PARIS: La précarité s'ancre dans le quotidien des Français, touchant tous les aspects de la vie des plus fragiles, alerte jeudi le Secours Populaire, qui publie un baromètre témoignant de cette situation jugée préoccupante.

"La précarité est toujours plus ancrée en France, elle interfère dans tous les aspects de la vie, que ce soit la santé, les loisirs, la vie familiale", estime auprès de l'AFP Henriette Steinberg, secrétaire générale du Secours populaire.

L'association publie un baromètre qui indique qu'un tiers des Français (31%) rencontrent des difficultés financières pour se procurer une alimentation saine permettant de faire trois repas par jour.
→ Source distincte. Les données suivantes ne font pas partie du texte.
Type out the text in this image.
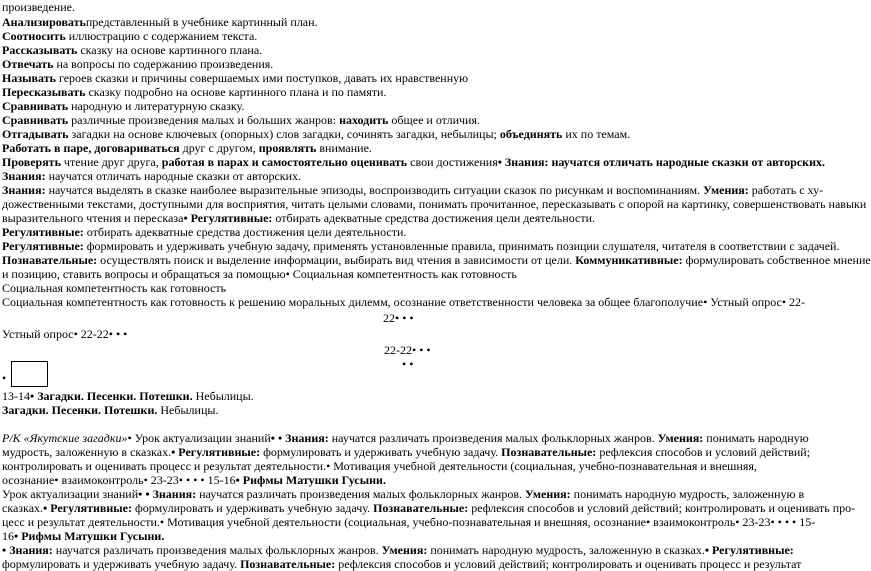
произведение.
Анализироватьпредставленный в учебнике картинный план.
Соотносить иллюстрацию с содержанием текста.
Рассказывать сказку на основе картинного плана.
Отвечать на вопросы по содержанию произведения.
Называть героев сказки и причины совершаемых ими поступков, давать их нравственную
Пересказывать сказку подробно на основе картинного плана и по памяти.
Сравнивать народную и литературную сказку.
Сравнивать различные произведения малых и больших жанров: находить общее и отличия.
Отгадывать загадки на основе ключевых (опорных) слов загадки, сочинять загадки, небылицы; объединять их по темам.
Работать в паре, договариваться друг с другом, проявлять внимание.
Проверять чтение друг друга, работая в парах и самостоятельно оценивать свои достижения• Знания: научатся отличать народные сказки от авторских.
Знания: научатся отличать народные сказки от авторских.
Знания: научатся выделять в сказке наиболее выразительные эпизоды, воспроизводить ситуации сказок по рисункам и воспоминаниям. Умения: работать с ху-
дожественными текстами, доступными для восприятия, читать целыми словами, понимать прочитанное, пересказывать с опорой на картинку, совершенствовать навыки
выразительного чтения и пересказа• Регулятивные: отбирать адекватные средства достижения цели деятельности.
Регулятивные: отбирать адекватные средства достижения цели деятельности.
Регулятивные: формировать и удерживать учебную задачу, применять установленные правила, принимать позиции слушателя, читателя в соответствии с задачей.
Познавательные: осуществлять поиск и выделение информации, выбирать вид чтения в зависимости от цели. Коммуникативные: формулировать собственное мнение
и позицию, ставить вопросы и обращаться за помощью• Социальная компетентность как готовность
Социальная компетентность как готовность
Социальная компетентность как готовность к решению моральных дилемм, осознание ответственности человека за общее благополучие• Устный опрос• 22-
22• • •
Устный опрос• 22-22• • •
22-22• • •
• •
•
13-14• Загадки. Песенки. Потешки. Небылицы.
Загадки. Песенки. Потешки. Небылицы.
Р/К «Якутские загадки»• Урок актуализации знаний• • Знания: научатся различать произведения малых фольклорных жанров. Умения: понимать народную
мудрость, заложенную в сказках.• Регулятивные: формулировать и удерживать учебную задачу. Познавательные: рефлексия способов и условий действий;
контролировать и оценивать процесс и результат деятельности.• Мотивация учебной деятельности (социальная, учебно-познавательная и внешняя,
осознание• взаимоконтроль• 23-23• • • • 15-16• Рифмы Матушки Гусыни.
Урок актуализации знаний• • Знания: научатся различать произведения малых фольклорных жанров. Умения: понимать народную мудрость, заложенную в
сказках.• Регулятивные: формулировать и удерживать учебную задачу. Познавательные: рефлексия способов и условий действий; контролировать и оценивать про-
цесс и результат деятельности.• Мотивация учебной деятельности (социальная, учебно-познавательная и внешняя, осознание• взаимоконтроль• 23-23• • • • 15-
16• Рифмы Матушки Гусыни.
• Знания: научатся различать произведения малых фольклорных жанров. Умения: понимать народную мудрость, заложенную в сказках.• Регулятивные:
формулировать и удерживать учебную задачу. Познавательные: рефлексия способов и условий действий; контролировать и оценивать процесс и результат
De même 39% ont du mal à payer leurs dépenses d'électricité et 49% à partir en vacances au moins une fois par an, selon ce sondage réalisé par l'Institut Ipsos, auprès d'un échantillon de 1.000 personnes, représentatif de la population nationale âgée de 18 ans et plus, selon la méthode des quotas.

"La situation en France s'est détériorée" depuis une quinzaine d'années et dernièrement "on observe une stabilisation", précise Henriette Steinberg.

Revenus insuffisants, dépense imprévue, endettement excessif: au final, un Français sur cinq s'estime précaire pour différentes raisons, soit 20% de la population, contre 24% l'an dernier.

Malgré un "léger mieux" constaté sur certains indicateurs lié au "ralentissement de l'inflation", ce baromètre révèle "une situation sociale toujours très préoccupante", selon le Secours populaire.

En début de semaine, la déléguée interministérielle à la prévention et la lutte contre la pauvreté, Anne Rubinstein, a évoqué des "difficultés" rencontrées par l'Etat pour résorber un taux de pauvreté qui a atteint un niveau record en 2023 en France métropolitaine.

Face à cette situation, la Fédération des acteurs de la solidarité (FAS) a appelé mardi à une "mobilisation collective" pour "débloquer la lutte contre la précarité".

Au niveau européen, 28% de la population déclare se trouver en situation précaire, également selon ce baromètre du Secours Populaire, qui s'appuie aussi sur des échantillons de 1.000 personnes représentatifs de neuf autres pays (Allemagne, Grèce, Italie, Pologne, Royaume-Uni, Moldavie, Portugal, Roumanie, Serbie).

La part des personnes se considérant comme précaires demeure à un niveau "très alarmant" en Grèce (46%) et en Moldavie (45%), pointe le baromètre.

En 2024, le Secours populaire a soutenu 3,7 millions de personnes en France. L'association fournit notamment de l'aide alimentaire et organise des activités pour différents publics pour rompre l'isolement.